3.4 Back to Mastermind

Right. Mastermind. That was a quite the detour. Maybe I’ll come back to it later, or maybe I’ll just realize that what I was trying to do was misguided and didn’t make any sense anyway. Who knows? Whatever. I should probably just finish what I was working on before all this nonsense got me distracted.

inexactMatches :: Code -> Code -> Int

inexactMatches xs ys = matches xs ys - exactMatches xs ys

Fine. You know what? It’s good enough. Moving on.

A Move is a new datatype that is constructed with a Code and two Ints. The first Int is the number of exact matches that the Code has with the secret and the second Int is the number of nonexact matches.

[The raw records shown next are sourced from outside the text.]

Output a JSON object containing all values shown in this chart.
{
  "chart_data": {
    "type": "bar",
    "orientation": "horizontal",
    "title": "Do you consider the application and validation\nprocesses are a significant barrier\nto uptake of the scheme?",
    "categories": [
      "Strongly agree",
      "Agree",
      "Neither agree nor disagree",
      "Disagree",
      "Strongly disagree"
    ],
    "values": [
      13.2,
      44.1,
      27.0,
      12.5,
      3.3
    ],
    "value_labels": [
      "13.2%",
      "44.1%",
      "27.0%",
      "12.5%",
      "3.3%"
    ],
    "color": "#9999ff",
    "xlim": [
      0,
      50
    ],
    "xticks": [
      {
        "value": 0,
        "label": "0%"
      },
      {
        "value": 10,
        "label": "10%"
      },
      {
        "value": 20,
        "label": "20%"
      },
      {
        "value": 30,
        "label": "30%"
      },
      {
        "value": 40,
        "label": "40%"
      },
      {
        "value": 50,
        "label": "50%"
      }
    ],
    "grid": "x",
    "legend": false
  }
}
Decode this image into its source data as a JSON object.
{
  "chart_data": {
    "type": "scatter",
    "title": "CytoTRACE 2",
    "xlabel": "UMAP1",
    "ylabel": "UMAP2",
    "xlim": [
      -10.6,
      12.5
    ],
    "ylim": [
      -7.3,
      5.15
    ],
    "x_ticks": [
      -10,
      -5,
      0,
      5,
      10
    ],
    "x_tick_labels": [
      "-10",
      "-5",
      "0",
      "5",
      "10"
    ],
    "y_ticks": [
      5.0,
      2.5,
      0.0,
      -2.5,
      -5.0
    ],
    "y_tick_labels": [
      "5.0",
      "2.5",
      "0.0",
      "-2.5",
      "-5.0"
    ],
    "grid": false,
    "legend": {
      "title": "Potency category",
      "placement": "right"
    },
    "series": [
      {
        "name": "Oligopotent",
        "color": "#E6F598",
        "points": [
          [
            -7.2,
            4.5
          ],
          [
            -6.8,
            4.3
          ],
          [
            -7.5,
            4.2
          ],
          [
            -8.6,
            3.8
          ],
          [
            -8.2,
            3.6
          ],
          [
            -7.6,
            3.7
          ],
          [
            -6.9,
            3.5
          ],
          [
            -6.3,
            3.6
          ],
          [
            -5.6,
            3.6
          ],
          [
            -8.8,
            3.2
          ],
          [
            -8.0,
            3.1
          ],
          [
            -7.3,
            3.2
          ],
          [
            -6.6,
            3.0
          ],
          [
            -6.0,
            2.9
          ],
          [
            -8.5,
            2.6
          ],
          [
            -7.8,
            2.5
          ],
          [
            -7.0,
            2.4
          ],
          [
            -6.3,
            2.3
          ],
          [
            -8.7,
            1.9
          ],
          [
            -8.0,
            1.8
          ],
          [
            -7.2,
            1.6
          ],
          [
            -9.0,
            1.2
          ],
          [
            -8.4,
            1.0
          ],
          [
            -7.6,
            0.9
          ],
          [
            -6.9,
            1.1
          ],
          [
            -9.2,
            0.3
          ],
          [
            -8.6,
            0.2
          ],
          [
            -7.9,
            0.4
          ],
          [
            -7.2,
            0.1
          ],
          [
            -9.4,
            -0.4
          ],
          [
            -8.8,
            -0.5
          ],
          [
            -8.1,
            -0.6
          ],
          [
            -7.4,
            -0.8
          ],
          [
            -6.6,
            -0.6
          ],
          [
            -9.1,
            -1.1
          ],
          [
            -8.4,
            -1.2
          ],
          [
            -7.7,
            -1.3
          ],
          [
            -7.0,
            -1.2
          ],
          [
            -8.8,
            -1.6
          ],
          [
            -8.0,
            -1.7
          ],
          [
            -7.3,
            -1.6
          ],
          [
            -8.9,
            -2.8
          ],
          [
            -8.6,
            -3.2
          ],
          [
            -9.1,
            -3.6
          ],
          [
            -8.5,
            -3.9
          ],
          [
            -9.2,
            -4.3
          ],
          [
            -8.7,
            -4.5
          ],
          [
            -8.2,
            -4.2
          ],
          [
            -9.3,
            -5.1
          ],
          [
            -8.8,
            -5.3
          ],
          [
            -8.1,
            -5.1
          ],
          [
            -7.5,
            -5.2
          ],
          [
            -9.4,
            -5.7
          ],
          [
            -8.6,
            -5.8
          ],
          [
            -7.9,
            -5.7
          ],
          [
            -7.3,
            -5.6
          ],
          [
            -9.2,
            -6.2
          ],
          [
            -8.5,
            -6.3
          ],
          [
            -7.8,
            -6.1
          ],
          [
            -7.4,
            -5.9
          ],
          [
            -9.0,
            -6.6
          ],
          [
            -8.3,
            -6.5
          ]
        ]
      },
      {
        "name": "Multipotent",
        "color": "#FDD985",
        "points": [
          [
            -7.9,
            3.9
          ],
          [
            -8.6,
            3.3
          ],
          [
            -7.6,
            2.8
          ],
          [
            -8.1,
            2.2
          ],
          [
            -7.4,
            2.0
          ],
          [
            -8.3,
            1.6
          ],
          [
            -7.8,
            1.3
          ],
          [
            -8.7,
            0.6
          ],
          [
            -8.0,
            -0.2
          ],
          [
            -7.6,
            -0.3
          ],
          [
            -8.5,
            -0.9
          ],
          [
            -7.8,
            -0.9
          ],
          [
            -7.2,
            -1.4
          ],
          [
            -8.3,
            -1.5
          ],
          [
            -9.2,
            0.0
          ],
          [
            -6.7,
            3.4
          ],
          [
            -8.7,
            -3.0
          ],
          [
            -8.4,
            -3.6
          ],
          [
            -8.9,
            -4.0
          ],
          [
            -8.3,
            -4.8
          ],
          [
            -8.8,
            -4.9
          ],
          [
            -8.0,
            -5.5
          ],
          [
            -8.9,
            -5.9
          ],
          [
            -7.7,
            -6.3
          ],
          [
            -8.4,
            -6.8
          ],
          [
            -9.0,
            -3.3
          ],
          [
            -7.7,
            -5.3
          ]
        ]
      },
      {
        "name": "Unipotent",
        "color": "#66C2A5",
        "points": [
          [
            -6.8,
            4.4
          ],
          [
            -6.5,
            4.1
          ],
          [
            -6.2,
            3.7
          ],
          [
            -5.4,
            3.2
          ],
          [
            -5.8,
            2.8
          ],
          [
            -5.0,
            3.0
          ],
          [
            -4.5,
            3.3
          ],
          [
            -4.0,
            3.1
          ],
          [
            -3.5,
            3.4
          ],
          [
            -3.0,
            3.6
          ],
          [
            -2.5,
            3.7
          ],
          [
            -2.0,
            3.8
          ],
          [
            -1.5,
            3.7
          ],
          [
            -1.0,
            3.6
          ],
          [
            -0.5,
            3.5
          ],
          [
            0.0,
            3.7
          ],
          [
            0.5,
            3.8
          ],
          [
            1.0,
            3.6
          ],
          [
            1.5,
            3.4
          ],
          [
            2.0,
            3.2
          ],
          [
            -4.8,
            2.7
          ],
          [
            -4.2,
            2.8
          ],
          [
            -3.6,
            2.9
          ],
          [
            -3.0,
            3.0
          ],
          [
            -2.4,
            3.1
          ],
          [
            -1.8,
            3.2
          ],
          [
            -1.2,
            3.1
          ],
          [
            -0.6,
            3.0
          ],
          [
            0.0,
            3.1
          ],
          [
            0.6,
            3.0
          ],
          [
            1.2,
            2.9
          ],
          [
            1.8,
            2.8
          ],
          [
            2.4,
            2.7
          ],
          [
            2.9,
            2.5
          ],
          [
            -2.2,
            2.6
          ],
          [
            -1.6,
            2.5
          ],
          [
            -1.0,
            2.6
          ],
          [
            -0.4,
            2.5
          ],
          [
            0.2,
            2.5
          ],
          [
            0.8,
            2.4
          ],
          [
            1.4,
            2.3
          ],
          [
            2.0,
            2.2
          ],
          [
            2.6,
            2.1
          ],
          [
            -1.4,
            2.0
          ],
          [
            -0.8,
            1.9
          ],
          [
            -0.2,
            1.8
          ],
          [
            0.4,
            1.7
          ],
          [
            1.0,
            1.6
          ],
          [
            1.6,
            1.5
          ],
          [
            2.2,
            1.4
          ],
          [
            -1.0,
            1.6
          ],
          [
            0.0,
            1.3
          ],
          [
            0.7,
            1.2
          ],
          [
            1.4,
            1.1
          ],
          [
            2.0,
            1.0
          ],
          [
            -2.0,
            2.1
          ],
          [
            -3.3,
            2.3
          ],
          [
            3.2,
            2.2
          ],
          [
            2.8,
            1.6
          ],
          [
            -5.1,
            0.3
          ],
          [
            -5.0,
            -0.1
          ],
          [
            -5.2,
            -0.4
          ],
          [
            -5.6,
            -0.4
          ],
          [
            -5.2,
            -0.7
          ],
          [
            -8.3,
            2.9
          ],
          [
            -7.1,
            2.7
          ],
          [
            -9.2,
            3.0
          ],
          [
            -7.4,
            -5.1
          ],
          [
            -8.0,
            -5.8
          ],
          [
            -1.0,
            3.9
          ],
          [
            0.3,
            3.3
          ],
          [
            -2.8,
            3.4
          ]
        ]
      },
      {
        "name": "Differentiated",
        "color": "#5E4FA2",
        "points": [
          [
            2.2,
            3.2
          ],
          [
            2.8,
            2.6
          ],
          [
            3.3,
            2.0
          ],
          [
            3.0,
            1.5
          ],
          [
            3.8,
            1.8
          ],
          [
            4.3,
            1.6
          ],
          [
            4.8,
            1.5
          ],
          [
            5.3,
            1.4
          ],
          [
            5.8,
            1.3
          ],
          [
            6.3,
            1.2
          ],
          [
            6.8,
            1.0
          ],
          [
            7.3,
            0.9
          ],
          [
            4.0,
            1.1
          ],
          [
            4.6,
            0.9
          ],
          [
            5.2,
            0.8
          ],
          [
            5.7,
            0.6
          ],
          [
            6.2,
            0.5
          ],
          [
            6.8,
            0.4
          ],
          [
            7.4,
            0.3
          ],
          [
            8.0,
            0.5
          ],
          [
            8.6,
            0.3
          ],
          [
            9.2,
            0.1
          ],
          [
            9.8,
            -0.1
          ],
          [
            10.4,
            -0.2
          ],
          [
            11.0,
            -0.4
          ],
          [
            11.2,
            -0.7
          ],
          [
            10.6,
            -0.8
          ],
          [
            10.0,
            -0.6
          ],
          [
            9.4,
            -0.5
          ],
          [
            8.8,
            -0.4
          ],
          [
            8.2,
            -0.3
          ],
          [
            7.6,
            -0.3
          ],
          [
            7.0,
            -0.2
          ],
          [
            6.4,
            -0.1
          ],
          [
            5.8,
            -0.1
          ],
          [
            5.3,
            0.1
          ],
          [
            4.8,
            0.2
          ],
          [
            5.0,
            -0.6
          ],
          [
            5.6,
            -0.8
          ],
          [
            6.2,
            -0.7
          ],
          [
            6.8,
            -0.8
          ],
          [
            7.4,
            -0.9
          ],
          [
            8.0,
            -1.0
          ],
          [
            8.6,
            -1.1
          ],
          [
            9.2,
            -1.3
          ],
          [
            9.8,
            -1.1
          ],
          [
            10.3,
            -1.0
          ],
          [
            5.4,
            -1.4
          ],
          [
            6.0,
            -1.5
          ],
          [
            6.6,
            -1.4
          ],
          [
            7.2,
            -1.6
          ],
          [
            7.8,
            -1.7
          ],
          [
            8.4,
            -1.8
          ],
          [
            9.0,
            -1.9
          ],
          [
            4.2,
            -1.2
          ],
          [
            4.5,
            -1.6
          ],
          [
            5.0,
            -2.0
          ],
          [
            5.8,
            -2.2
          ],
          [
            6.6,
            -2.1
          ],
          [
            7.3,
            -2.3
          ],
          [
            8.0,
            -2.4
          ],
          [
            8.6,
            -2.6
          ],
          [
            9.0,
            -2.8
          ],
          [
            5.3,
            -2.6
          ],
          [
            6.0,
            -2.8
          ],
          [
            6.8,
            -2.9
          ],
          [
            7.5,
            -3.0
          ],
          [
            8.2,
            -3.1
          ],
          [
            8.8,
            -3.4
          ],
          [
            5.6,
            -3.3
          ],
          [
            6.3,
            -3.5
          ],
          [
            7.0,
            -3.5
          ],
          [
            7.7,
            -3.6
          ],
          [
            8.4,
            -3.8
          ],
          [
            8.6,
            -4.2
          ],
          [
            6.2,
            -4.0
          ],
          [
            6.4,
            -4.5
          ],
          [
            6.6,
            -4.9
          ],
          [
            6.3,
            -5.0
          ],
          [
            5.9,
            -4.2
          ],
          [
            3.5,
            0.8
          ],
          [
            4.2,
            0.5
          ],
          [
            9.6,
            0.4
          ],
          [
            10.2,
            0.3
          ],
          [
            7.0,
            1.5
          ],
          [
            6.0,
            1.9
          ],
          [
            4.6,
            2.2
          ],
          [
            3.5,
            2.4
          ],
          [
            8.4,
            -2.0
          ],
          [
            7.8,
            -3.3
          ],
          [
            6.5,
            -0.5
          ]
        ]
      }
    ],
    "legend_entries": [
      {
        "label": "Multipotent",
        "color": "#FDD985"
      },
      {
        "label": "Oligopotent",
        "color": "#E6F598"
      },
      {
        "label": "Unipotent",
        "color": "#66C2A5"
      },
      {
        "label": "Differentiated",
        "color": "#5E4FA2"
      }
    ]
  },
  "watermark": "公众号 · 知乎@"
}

Alright, this is pretty stupidly easy compared to what I was just dealing with.

getMove :: Code -> Code -> Move

getMove secret guess = Move secret e i

  where e = exactMatches secret guess

        i = inexactMatches secret guess

Is it beautiful? No. Does it work? Yes. Good.

We will now define a concept that will be important in playing the Mastermind game. This is the concept of consistency; we say that a Code is consistent with a Move if the Code could have been the secret that generated that move. In other words, if the guess inside the Move has the same number of exact and non-exact matches with the provided Code as it did with the actual secret, then the Code is consistent with the Move.

isConsistent :: Move -> Code -> Bool

isConsistent (Move guess e i) guess' = e == e' && i == i'

  where e' = exactMatches guess' guess

        i' = inexactMatches guess' guess

Easy stuff. Now we just implement a function to filter out all the remaining viable codes.

filterCodes :: Move -> [Code] -> [Code]

filterCodes m = filter $ isConsistent m

Now we just need to create a function that will generate all possible permutations of a list of colors given a certain code length.

allCodes :: Int -> [Code]

allCodes 0 = []

allCodes 1 = map (:[]) colors

allCodes n = concatMap (\c -> map (c:) $ allCodes (n - 1)) colors

Now we can write a function that actually solves Mastermind puzzles. The assignment wants me to always start by guessing purely Red just for consistency.

solve :: Code -> [Move]

solve secret = loop [initialMove]

  where codeLen = length secret

        initialMove = getMove secret $ replicate codeLen Red

        isConsistentWithAll ms c = all (`isConsistent` c) ms

        nextMove ms = getMove secret $ head $ filter (isConsistentWithAll ms) $ allCodes codeLen

        loop ms@(Move _ e _ : _)

          | e == codeLen = ms

          | otherwise    = loop (nextMove ms : ms)

I’m sure that could be much more efficient (it filters through the entire list of moves every time instead of just threading a list of remaining options through), but I don’t really care for this small problem. I’ve overengineered this assignment enough, and honestly, I’m ready to move on.